Decades ago, the lake seemed limitless, and companies were expanding quickly. Bigger farms needed more water and more employees – and the growing population needed water, too.
On the small farms above the lake, families like Margaret’s cut down trees to build their homes and fuel their cooking fires. Soil eroded from the deforested hillsides into the lake’s tributaries. Margaret remembers a year when her whole potato crop was washed away by heavy rain.
Increased water use and decreased water quality was a bad combination for the lake – and for business. Faced with higher water bills and the expense of filtering or treating water, most of the big farms along the lake started improving their water efficiency as a cost-saving measure. Of course, they had the resources and expertise to change. Small-scale farmers like Margaret had neither.

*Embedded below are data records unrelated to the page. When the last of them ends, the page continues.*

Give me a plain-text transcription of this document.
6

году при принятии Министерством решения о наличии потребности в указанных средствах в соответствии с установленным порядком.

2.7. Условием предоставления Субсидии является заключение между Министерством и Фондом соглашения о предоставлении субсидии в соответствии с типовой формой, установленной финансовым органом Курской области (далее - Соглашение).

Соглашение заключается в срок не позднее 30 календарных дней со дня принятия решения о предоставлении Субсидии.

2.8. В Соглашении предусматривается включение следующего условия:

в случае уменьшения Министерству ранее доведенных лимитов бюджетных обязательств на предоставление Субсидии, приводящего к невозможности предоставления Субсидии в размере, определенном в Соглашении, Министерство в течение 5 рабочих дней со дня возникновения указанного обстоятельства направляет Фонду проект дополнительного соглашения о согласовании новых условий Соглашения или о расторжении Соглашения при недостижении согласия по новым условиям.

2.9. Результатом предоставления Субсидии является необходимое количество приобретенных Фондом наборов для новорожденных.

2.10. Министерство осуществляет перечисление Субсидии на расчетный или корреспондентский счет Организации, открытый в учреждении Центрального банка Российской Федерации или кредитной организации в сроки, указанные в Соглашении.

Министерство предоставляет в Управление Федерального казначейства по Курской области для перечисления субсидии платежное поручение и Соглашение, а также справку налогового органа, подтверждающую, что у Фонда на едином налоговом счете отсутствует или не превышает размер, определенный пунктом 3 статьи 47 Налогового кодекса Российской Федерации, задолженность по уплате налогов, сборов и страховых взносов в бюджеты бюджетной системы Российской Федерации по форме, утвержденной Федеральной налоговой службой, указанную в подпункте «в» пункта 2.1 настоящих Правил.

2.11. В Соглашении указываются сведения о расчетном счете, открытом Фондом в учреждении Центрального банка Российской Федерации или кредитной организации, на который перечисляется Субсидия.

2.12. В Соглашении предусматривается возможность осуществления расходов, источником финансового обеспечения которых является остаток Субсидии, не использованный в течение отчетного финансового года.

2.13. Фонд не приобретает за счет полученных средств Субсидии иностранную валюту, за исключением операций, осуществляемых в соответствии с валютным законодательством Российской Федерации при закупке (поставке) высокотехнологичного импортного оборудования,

“WWF was talking to the big farm managers, we were talking to government ministers and local authorities, and the community members. We could see how each one needed the others, and how each one could contribute to protecting the lake. It was just a matter of getting people together,” said Nancy Njenga, formerly a project officer with WWF-Kenya in Naivasha.
Easier said than done. Margaret recalls with a laugh how she ran and hid from WWF’s community development officer when he tried to talk to her about conservation. She was worried she would be kicked off her land. On the contrary, the goal was to help her improve her farm.
As a recipient of “payment for environmental services” (PES) from the big flower farms, Margaret was able to completely reorient her farm. Instead of traditional furrows that run down the slope – essentially creating channels for water and soil to run downhill when it rains – Margaret’s crops now grow along the contours of the hill with soil-supporting grass strips interspersed among them.
“We recognize that our business relies on the quantity and quality of the water in Lake Naivasha. This is why we support the payment for environmental services scheme. It is an investment with many positive returns,” said Mr. Bii, compliance manager for Van Den Berg (Kenya) Limited, a major rose nursery in Naivasha.
“A good project”
As part of the PES scheme, farmers are encouraged to diversify with plants that do double duty. All the grasses and trees retain soil, nutrients and water, but they also provide fodder for livestock, fruit or firewood.
Soon after joining the project, Margaret said, “Before planting those grass strips, I had to go into the forest to get fodder. It tired me a lot. Now the cows are giving more milk and I am earning more. I also have fruit to eat, and don’t have to go to the market to buy those. In case they produce even more, I will sell those at the market. It’s because of PES that my farm is the way it is! I really own this project. It’s in my blood, in my system.”
Five years on, Margaret’s enthusiasm and hard work continues to pay off. With the proceeds from selling fodder grasses from her farm, she has been able to buy a solar panel and build a special pen for her cows that allows her to manage their grazing and further reduce erosion. “This is a good project and I recommend other farmers to join and improve their lives just as I have done,” she said.
Water conservation is about supply chains, business risk, policy and science. It is also about people. People, whether poor or powerful, who are willing to cooperate in order to solve problems that touch all our lives.